München Die Grundstimmung bei der DLD-Konferenz in München war positiv wie lange nicht. Klar, die Konferenz des Burda-Konzerns bringt alljährlich kurz vor dem Davoser Gipfeltreffen Berufsoptimisten zusammen – Start-up-Unternehmer mit Risikokapitalgebern, Wissenschaftler mit Aktivisten, Studenten mit emeritierten Geistesgrößen. Doch diesmal, knapp zwei Wochen vor dem Brexit, sorgte ausgerechnet ein Gast aus Brüssel für zusätzliche Aufbruchstimmung. Hier finden Sie die sieben wichtigsten Lehren aus der DLD:
1. Europa hat das Rennen um die Digitalisierung noch nicht verloren.
Der EU-Binnenmarkt-Kommissar Thierry Breton vertrat seine Chefin Ursula von der Leyen auf der DLD-Bühne. In freier Rede bewies der frühere Orange-Chef eine solide Fachkenntnis, die viele Teilnehmer überraschte – und Optimismus. „Wir mögen als Europa die erste Welle der Daten-Revolution verpasst haben, aber ich werde alles dafür tun, dass wir die zweite Welle nicht verpassen: die B2B-Daten“, versprach der Franzose. Die EU werde dabei globale Standards setzen: „Sie können auf mich zählen. Wir werden sehr deutlich sein bei den Regeln, denen Unternehmen bei der Datenverarbeitung in der EU unterliegen.“
Weitgehende Einigkeit herrschte drüber, dass Europa die verlorenen Schlachten von gestern nicht erneut schlagen sollte. Der britische Sachbuchautor Andrew Keen brachte es auf den Punkt: Europa könne nur verlieren, wenn es versuche, bei Produkten wie Browsern, Smartphones und Suchmaschinen hinter den USA und China herzulaufen.
Stattdessen müsse sich Europa auf eigene Stärken besinnen: Aus seiner Sicht habe die EU Chancen, bei der Regulierung digitaler Produkte Standards zu setzen – und zwar anders als China auf demokratische Weise.

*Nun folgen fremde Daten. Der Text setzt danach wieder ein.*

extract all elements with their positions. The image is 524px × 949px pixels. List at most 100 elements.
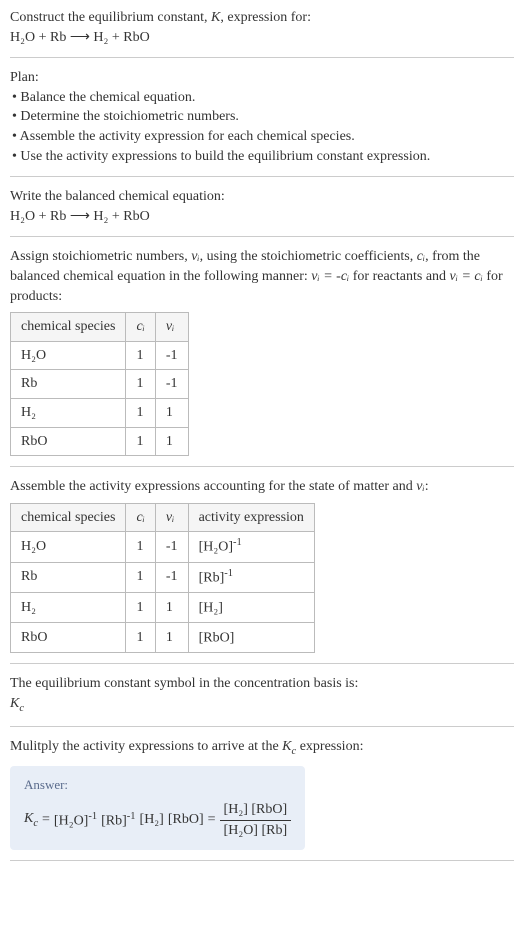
assemble-t2: : <box>425 479 429 494</box>
cell: H₂ <box>11 398 126 427</box>
t1b: [H₂O] <box>54 813 88 828</box>
col-species: chemical species <box>11 503 126 532</box>
col-species: chemical species <box>11 313 126 342</box>
symbol-section: The equilibrium constant symbol in the c… <box>10 674 514 727</box>
cell: [Rb]-1 <box>188 562 314 592</box>
ae-base: [H₂] <box>199 600 223 615</box>
assign-text: Assign stoichiometric numbers, νᵢ, using… <box>10 247 514 306</box>
c-sub: c <box>19 703 24 714</box>
plan-bullet: • Assemble the activity expression for e… <box>12 127 514 147</box>
multiply-text: Mulitply the activity expressions to arr… <box>10 737 514 759</box>
ae-exp: -1 <box>224 568 233 579</box>
table-row: RbO11 <box>11 427 189 456</box>
mult-t2: expression: <box>296 739 363 754</box>
cell: H₂O <box>11 341 126 370</box>
k: K <box>282 739 291 754</box>
cell: 1 <box>126 562 155 592</box>
cell: 1 <box>155 427 188 456</box>
t2b: [Rb] <box>101 813 127 828</box>
ae-exp: -1 <box>233 537 242 548</box>
cell: 1 <box>126 532 155 562</box>
assign-t4: for reactants and <box>349 269 449 284</box>
intro-equation: H₂O + Rb ⟶ H₂ + RbO <box>10 28 514 48</box>
symbol-text: The equilibrium constant symbol in the c… <box>10 674 514 694</box>
term4: [RbO] <box>168 810 204 830</box>
kc-symbol: Kc <box>10 694 514 716</box>
numerator: [H₂] [RbO] <box>220 800 292 821</box>
cell: -1 <box>155 370 188 399</box>
col-ci: cᵢ <box>126 503 155 532</box>
cell: [RbO] <box>188 623 314 653</box>
cell: 1 <box>126 592 155 622</box>
col-activity: activity expression <box>188 503 314 532</box>
cell: Rb <box>11 370 126 399</box>
fraction: [H₂] [RbO] [H₂O] [Rb] <box>220 800 292 840</box>
table-row: H₂11[H₂] <box>11 592 315 622</box>
assign-table: chemical species cᵢ νᵢ H₂O1-1 Rb1-1 H₂11… <box>10 312 189 456</box>
equals2: = <box>208 810 216 830</box>
intro-line1: Construct the equilibrium constant, <box>10 10 211 25</box>
assemble-t1: Assemble the activity expressions accoun… <box>10 479 416 494</box>
plan-bullet: • Use the activity expressions to build … <box>12 147 514 167</box>
plan-bullet: • Determine the stoichiometric numbers. <box>12 107 514 127</box>
multiply-section: Mulitply the activity expressions to arr… <box>10 737 514 861</box>
cell: H₂ <box>11 592 126 622</box>
rel2: νᵢ = cᵢ <box>450 269 483 284</box>
cell: -1 <box>155 532 188 562</box>
assign-t1: Assign stoichiometric numbers, <box>10 249 191 264</box>
cell: 1 <box>126 398 155 427</box>
cell: [H₂O]-1 <box>188 532 314 562</box>
equals: = <box>42 810 50 830</box>
plan-bullet: • Balance the chemical equation. <box>12 88 514 108</box>
term2: [Rb]-1 <box>101 810 135 831</box>
term1: [H₂O]-1 <box>54 810 97 831</box>
denominator: [H₂O] [Rb] <box>220 821 292 841</box>
col-nu: νᵢ <box>155 313 188 342</box>
cell: [H₂] <box>188 592 314 622</box>
cell: 1 <box>126 341 155 370</box>
plan-section: Plan: • Balance the chemical equation. •… <box>10 68 514 177</box>
answer-formula: Kc = [H₂O]-1 [Rb]-1 [H₂] [RbO] = [H₂] [R… <box>24 800 291 840</box>
cell: 1 <box>126 623 155 653</box>
table-row: Rb1-1 <box>11 370 189 399</box>
table-header-row: chemical species cᵢ νᵢ <box>11 313 189 342</box>
nu-symbol: νᵢ <box>416 479 424 494</box>
table-row: H₂11 <box>11 398 189 427</box>
table-row: RbO11[RbO] <box>11 623 315 653</box>
k: K <box>24 811 33 826</box>
cell: -1 <box>155 341 188 370</box>
balanced-equation: H₂O + Rb ⟶ H₂ + RbO <box>10 207 514 227</box>
cell: H₂O <box>11 532 126 562</box>
balanced-title: Write the balanced chemical equation: <box>10 187 514 207</box>
ae-base: [Rb] <box>199 570 225 585</box>
cell: 1 <box>126 370 155 399</box>
intro-text: Construct the equilibrium constant, K, e… <box>10 8 514 28</box>
kc: Kc <box>24 809 38 831</box>
k-symbol: K <box>211 10 220 25</box>
col-ci: cᵢ <box>126 313 155 342</box>
cell: 1 <box>155 623 188 653</box>
ae-base: [RbO] <box>199 631 235 646</box>
t2e: -1 <box>127 811 136 822</box>
table-header-row: chemical species cᵢ νᵢ activity expressi… <box>11 503 315 532</box>
c-sub: c <box>33 818 38 829</box>
t1e: -1 <box>88 811 97 822</box>
term3: [H₂] <box>140 810 164 830</box>
nu-symbol: νᵢ <box>191 249 199 264</box>
assemble-table: chemical species cᵢ νᵢ activity expressi… <box>10 503 315 654</box>
answer-box: Answer: Kc = [H₂O]-1 [Rb]-1 [H₂] [RbO] =… <box>10 766 305 850</box>
balanced-section: Write the balanced chemical equation: H₂… <box>10 187 514 237</box>
cell: 1 <box>155 398 188 427</box>
table-row: H₂O1-1[H₂O]-1 <box>11 532 315 562</box>
answer-label: Answer: <box>24 776 291 794</box>
assign-t2: , using the stoichiometric coefficients, <box>200 249 417 264</box>
table-row: Rb1-1[Rb]-1 <box>11 562 315 592</box>
plan-title: Plan: <box>10 68 514 88</box>
ci-symbol: cᵢ <box>417 249 425 264</box>
assemble-section: Assemble the activity expressions accoun… <box>10 477 514 664</box>
mult-t1: Mulitply the activity expressions to arr… <box>10 739 282 754</box>
rel1: νᵢ = -cᵢ <box>311 269 349 284</box>
assemble-text: Assemble the activity expressions accoun… <box>10 477 514 497</box>
cell: RbO <box>11 427 126 456</box>
intro-section: Construct the equilibrium constant, K, e… <box>10 8 514 58</box>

Dass Europa für diese Entwicklung nicht nur auf Start-ups setzen muss, sondern auch auf Großkonzerne, zeigte Infineon-Chef Reinhard Ploss am Montag: „Wir haben eine sehr gute Chance, das nächste Level zu definieren. Die Datenschutzgrundverordnung ist ein guter Beginn. Jetzt dürfen wir nicht nur über Beschränkungen für Daten nachdenken, sondern auch darüber, wie wir die Zukunft gestalten können, welche Probleme wir lösen können.“
2. Fortschritt im Quantencomputing ist nicht zu unterschätzen
Kommissar Breton lehnte sich allerdings in seiner Keynote noch weiter aus dem Fenster. Europa werde nicht nur bei B2B-Daten vorne sein, sondern auch bei einer der Zukunftstechnologien schlechthin. „Ich kann Ihnen nicht versprechen, dass wir in den nächsten fünf, zehn oder 15 Jahren einen ausgereiften Quantencomputer haben. Aber innerhalb der nächsten fünf Jahre müssen wir in der Lage sein, die Entwicklung deutlich zu beschleunigen“, sagte er.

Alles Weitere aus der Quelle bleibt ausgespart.